Passano gli inverni ma il sergente rimane nella neve

Marco Paolini ne "Il sergente" dal romanzo di Mario Rigoni Stern


Invito a cena col nemico.


I gerarchi sono al caldo, e tu sergente congeli nella neve.


Della temperatura ti risultano familiari solo le cifre, peccato ci sia un segno meno di troppo. Con quel freddo anche i pensieri sono bloccati, gelati ancora prima di formularli.
Ma la fame si, quella la senti. Viva, che si torce come un animale selvatico dentro di te.

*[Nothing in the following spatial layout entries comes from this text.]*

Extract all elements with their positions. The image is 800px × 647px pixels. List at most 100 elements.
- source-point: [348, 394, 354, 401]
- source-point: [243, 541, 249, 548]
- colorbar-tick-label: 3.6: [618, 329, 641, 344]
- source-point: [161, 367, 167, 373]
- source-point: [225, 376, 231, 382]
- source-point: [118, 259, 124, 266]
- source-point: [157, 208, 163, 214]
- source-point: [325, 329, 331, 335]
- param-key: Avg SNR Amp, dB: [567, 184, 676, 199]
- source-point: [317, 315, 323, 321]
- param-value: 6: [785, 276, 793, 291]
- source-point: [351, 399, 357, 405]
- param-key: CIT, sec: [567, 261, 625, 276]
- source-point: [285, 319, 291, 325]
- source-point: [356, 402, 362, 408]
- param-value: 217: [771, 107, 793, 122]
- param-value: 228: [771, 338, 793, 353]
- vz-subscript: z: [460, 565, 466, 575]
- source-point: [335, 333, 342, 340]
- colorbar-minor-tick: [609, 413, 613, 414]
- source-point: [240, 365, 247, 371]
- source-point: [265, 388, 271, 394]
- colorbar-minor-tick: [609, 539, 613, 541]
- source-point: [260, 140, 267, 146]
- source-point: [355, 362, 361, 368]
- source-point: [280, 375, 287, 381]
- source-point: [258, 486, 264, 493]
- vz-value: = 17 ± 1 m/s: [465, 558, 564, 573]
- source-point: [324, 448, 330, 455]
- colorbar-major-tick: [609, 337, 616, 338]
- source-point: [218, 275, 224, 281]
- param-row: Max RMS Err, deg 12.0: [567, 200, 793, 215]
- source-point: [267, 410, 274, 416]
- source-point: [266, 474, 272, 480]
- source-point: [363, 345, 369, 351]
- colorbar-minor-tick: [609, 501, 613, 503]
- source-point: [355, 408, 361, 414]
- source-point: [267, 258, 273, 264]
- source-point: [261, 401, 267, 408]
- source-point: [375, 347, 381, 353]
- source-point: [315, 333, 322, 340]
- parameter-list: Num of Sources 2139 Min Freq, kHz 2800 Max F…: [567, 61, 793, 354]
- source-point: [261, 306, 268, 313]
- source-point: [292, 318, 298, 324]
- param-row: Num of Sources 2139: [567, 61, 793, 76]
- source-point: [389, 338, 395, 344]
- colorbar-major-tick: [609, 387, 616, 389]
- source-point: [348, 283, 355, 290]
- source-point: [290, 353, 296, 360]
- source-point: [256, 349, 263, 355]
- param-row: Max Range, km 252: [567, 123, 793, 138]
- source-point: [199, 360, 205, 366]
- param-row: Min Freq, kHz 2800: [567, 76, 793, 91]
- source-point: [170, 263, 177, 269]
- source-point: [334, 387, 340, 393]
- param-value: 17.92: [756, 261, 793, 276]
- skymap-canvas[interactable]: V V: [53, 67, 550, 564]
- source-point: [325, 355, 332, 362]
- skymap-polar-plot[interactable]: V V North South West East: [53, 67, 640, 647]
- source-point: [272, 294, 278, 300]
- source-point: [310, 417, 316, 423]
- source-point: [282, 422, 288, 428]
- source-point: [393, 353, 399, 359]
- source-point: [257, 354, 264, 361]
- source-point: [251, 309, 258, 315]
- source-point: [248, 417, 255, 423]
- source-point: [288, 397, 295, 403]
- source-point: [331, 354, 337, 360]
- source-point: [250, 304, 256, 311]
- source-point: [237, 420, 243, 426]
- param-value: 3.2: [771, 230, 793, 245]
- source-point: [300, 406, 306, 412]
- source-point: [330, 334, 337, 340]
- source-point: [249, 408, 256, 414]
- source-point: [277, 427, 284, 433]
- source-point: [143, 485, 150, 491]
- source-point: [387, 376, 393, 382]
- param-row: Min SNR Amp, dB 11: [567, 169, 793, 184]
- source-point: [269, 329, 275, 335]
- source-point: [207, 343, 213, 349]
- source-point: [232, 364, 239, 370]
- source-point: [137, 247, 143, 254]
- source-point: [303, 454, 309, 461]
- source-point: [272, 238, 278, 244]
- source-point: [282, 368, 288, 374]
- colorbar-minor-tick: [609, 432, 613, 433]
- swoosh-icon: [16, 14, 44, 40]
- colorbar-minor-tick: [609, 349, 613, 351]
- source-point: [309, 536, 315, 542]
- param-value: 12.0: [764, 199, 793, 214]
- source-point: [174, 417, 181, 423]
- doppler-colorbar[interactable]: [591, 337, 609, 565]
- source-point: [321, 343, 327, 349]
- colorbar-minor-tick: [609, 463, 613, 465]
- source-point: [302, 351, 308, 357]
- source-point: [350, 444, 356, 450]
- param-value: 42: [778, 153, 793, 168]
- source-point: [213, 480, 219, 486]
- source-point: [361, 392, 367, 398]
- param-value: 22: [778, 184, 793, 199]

E allora quando barcolli nella neve bolscevica da un numero imprecisato di ore, con quella bestia che ti morde lo stomaco e ti amputa le gambe, nessuna abitazione ti sembra nemica.


Non temi canne puntate, ma solo un camino spento o la morta desolazione dentro.


Sembra la mano di un altro da te quella che bussa alla porta graffiata dal vento.


Ti aprono due occhi chiari annegati nelle rughe, sotto un fazzoletto legato.


Non chiede, sa quello che vede.


Ti fa segno di entrare.


Batti i piedi fasciati sulle assi del pavimento senza alzare gli occhi, cullato come un bambino dall'odore della minestra.


Qualcuno ti fa spazio sulla panca scorrendo e stringendosi.
Senti gli occhi su di te, ma tuffi fame cucchiaio e bocca nel piatto di brodaglia densa e dolciastra, nel quale galleggiano solo pezzi di rapa.


Pochi secondi, nemmeno un minuto e vedi il fondo del piatto. Troppo bianco, come l'inferno che ti sei lasciato alle spalle.


Prendi fiato, lo sterno s'innalza e così le spalle e lo sguardo.


Accanto a te altri volti di militari. Solo la divisa è di un altro colore.